Protesting is often dismissed as inconvenient or symbolic, but such criticisms miss its deeper significance. Protest is perceived as symbolic because it doesn’t usually create immediate, measurable outcomes the way a law, vote, or court ruling does. Protests are a fundamental mechanism by which citizens amplify their voices when traditional avenues of power tune them out. It is how ordinary people force urgent issues into public view when institutions fail to listen. When residents walk the streets together, they turn private frustration into collective power, forming a heartbeat saying, “We care” about our neighbors, our freedoms, and shared humanity.
The ICE Out march reminded me that peaceful protest is an act of care. It says we refuse to accept harm as normal or silence as safety. It builds community among strangers who may disagree on many things but agree that injustice deserves a response. Walking together, chanting together, and demanding attention in the public sphere fosters solidarity, reminding participants and observers alike that civic responsibility is an active practice.

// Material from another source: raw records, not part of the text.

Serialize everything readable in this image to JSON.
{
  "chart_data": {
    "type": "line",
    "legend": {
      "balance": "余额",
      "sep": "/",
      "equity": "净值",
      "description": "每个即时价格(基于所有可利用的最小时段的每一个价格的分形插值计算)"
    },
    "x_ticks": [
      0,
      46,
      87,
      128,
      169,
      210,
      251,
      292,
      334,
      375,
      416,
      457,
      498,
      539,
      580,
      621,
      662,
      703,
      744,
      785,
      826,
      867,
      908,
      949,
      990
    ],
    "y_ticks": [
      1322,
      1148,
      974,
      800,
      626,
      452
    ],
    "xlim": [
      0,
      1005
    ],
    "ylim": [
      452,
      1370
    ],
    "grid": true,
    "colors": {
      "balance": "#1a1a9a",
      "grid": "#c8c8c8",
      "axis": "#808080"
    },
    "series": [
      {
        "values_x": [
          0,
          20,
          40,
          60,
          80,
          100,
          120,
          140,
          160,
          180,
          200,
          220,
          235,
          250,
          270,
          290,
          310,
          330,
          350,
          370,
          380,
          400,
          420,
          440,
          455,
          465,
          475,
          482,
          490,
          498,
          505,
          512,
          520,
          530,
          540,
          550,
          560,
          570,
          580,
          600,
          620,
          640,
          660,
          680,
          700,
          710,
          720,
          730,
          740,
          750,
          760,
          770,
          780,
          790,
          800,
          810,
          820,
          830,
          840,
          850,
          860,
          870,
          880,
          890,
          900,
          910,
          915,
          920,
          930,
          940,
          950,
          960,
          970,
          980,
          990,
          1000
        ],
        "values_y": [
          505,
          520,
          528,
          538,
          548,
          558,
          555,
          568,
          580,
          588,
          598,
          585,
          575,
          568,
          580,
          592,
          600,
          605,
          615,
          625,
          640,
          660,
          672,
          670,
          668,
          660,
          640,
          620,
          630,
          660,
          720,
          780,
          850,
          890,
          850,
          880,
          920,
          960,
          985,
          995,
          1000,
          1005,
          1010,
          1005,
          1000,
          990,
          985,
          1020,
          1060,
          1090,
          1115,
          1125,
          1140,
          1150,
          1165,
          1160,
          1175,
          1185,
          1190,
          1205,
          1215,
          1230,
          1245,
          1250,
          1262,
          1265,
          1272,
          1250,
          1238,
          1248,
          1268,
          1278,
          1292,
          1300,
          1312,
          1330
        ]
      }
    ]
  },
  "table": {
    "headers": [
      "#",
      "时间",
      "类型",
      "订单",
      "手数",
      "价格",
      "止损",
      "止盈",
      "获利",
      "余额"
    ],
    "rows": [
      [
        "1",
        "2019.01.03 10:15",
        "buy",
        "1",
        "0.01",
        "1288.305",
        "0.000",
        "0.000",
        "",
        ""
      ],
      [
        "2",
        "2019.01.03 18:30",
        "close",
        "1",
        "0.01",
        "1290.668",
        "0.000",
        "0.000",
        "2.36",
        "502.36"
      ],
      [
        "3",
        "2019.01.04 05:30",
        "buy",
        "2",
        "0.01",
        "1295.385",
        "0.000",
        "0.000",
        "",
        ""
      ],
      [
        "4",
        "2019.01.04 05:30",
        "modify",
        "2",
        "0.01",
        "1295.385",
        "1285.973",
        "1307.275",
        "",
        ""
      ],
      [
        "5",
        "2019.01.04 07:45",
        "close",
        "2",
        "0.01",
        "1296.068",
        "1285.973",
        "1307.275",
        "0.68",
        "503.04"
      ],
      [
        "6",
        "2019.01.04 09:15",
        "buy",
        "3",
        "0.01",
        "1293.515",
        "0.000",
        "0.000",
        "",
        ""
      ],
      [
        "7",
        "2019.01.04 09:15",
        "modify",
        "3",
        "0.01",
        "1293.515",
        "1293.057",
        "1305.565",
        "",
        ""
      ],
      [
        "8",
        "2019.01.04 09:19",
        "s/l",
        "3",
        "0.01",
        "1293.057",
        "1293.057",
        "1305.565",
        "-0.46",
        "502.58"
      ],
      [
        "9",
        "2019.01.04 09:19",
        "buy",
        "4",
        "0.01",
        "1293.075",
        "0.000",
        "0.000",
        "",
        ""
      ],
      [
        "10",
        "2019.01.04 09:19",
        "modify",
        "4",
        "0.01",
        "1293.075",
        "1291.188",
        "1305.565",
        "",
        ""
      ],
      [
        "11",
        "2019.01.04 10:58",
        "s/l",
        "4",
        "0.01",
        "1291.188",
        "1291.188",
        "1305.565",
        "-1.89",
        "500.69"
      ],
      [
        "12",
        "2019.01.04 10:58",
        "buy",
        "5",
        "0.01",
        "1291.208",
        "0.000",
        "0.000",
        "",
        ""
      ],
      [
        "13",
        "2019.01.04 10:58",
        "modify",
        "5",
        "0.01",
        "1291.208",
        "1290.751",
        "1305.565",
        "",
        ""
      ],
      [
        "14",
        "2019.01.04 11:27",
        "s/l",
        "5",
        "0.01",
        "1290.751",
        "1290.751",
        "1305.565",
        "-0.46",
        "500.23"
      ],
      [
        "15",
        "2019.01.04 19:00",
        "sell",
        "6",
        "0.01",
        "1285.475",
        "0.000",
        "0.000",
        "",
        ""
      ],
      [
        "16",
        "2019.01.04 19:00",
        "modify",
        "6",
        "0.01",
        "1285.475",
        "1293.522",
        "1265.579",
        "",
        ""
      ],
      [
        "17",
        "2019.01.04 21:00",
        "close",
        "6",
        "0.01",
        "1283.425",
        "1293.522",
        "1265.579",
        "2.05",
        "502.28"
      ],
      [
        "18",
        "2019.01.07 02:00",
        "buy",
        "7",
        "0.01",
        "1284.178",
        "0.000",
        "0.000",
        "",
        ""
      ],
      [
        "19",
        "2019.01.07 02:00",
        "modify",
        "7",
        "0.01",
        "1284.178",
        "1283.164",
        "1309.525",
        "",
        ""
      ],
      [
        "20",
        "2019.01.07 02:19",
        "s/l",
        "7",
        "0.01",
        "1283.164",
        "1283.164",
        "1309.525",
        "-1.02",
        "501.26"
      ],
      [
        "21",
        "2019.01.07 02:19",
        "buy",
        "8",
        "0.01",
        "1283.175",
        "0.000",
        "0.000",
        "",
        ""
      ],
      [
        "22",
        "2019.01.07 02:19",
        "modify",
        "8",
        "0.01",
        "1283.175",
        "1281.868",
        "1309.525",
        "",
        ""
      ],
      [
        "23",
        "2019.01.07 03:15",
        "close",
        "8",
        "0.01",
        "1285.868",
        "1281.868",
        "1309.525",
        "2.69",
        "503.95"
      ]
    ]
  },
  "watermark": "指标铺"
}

History shows social progress rarely arrives through passive consents and bowed heads. Labor protections were won through strikes and mass organizing that disrupted daily life, civil rights advanced because people marched in Selma and boycotted buses in Montgomery, and LGBTQ+ rights gained momentum after communities refused to stay silent during Stonewall. These reforms were secured because people risked discomfort and confrontation to make themselves heard. Currently, protest remains one of the few tools ordinary citizens possess to shape policy and culture.
We must continue to protest, not recklessly, but peacefully and intentionally, because in doing so we assert both agency and shared humanity. Change solely begins when we refuse to disappear from the public conscience.